Wright shows that this position, fashionable as it has been, leads to enormous historical problems which disappear when treated as descriptions of what the first Christians believed actually happened. They are not the leaves on the branches of early Christianity. They look very much like the trunk from which the branches themselves sprang.
Is there an alternative explanation for the rise of the early church? Early Christianity was a ‘resurrection’ movement through and through and Wright states precisely what ‘resurrection’ involves (going through death and out into a new kind of bodily existence beyond, happening in two stages, with Jesus first and everyone else later). Early Christianity’s answer was based on a firm belief that Jesus had been raised from the dead, his tomb was empty, and several people, who had not previously been followers of Jesus, claimed to have seen him alive in a way for which the readily available language of ghosts, spirits and the like is inappropriate. If one takes away either of these historical conclusions, the belief of the early church becomes inexplicable, Wright claims.
So, what is the ultimate theological impact of the resurrection? Wright offers some hints in the final chapter: "Death—the unmaking of the Creator’s image-bearing creatures—was not seen as a good thing, but as an enemy to be defeated. ... The early Christians saw Jesus’ resurrection as the act of the covenant god, fulfilling his promises to deal with evil at last" (727). Furthermore, "[c]alling Jesus ‘son of god’ ... constituted a refusal to retreat, a determination to stop Christian discipleship turning into a private cult, a sect, a mystery religion. It launched a claim on the world ... It grew from an essentially positive view of the world, of creation. It refused to relinquish the world to the principalities and powers, but claimed even them for allegiance to the Messiah who was now the lord, the kyrios" (729).
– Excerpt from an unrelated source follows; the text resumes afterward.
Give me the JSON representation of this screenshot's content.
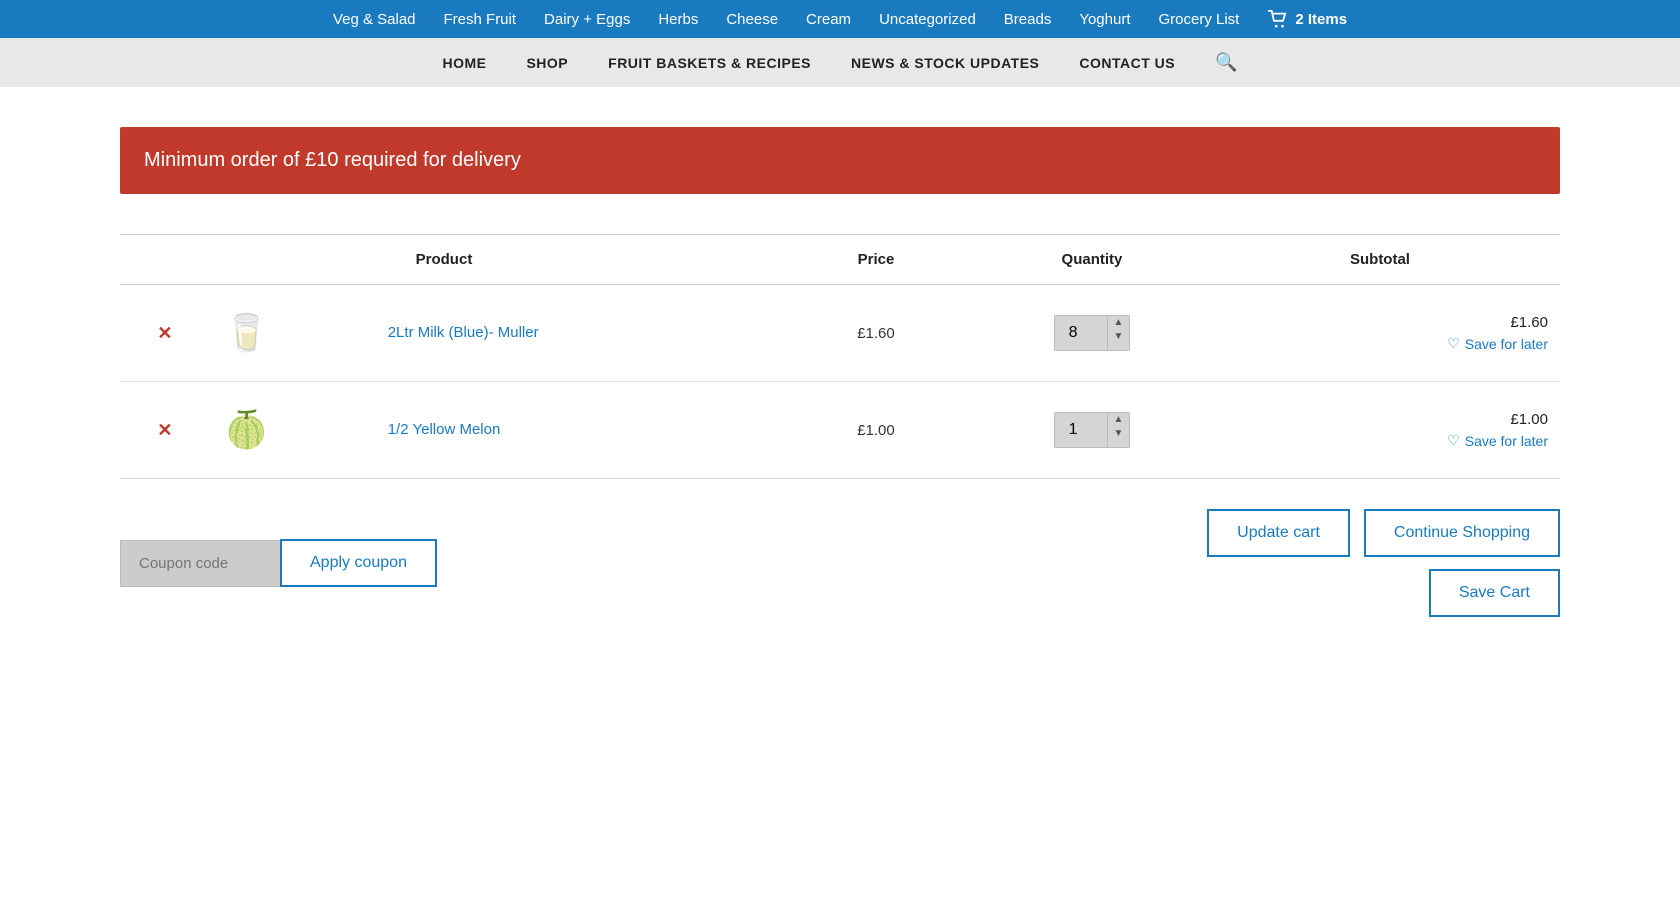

And, finally: "The resurrection, in the full Jewish and early Christian sense, is the ultimate affirmation that creation matters, that embodied human beings matter" (730).
These powerful messages, emanating from the historicity of the resurrection, offer the grounds for preaching the message of hope to a distressed and desperate humanity, a message that proves that the resurrection in fact is the reason behind the powerful start of Christianity as a world-changing grassroots movement that it truly has been.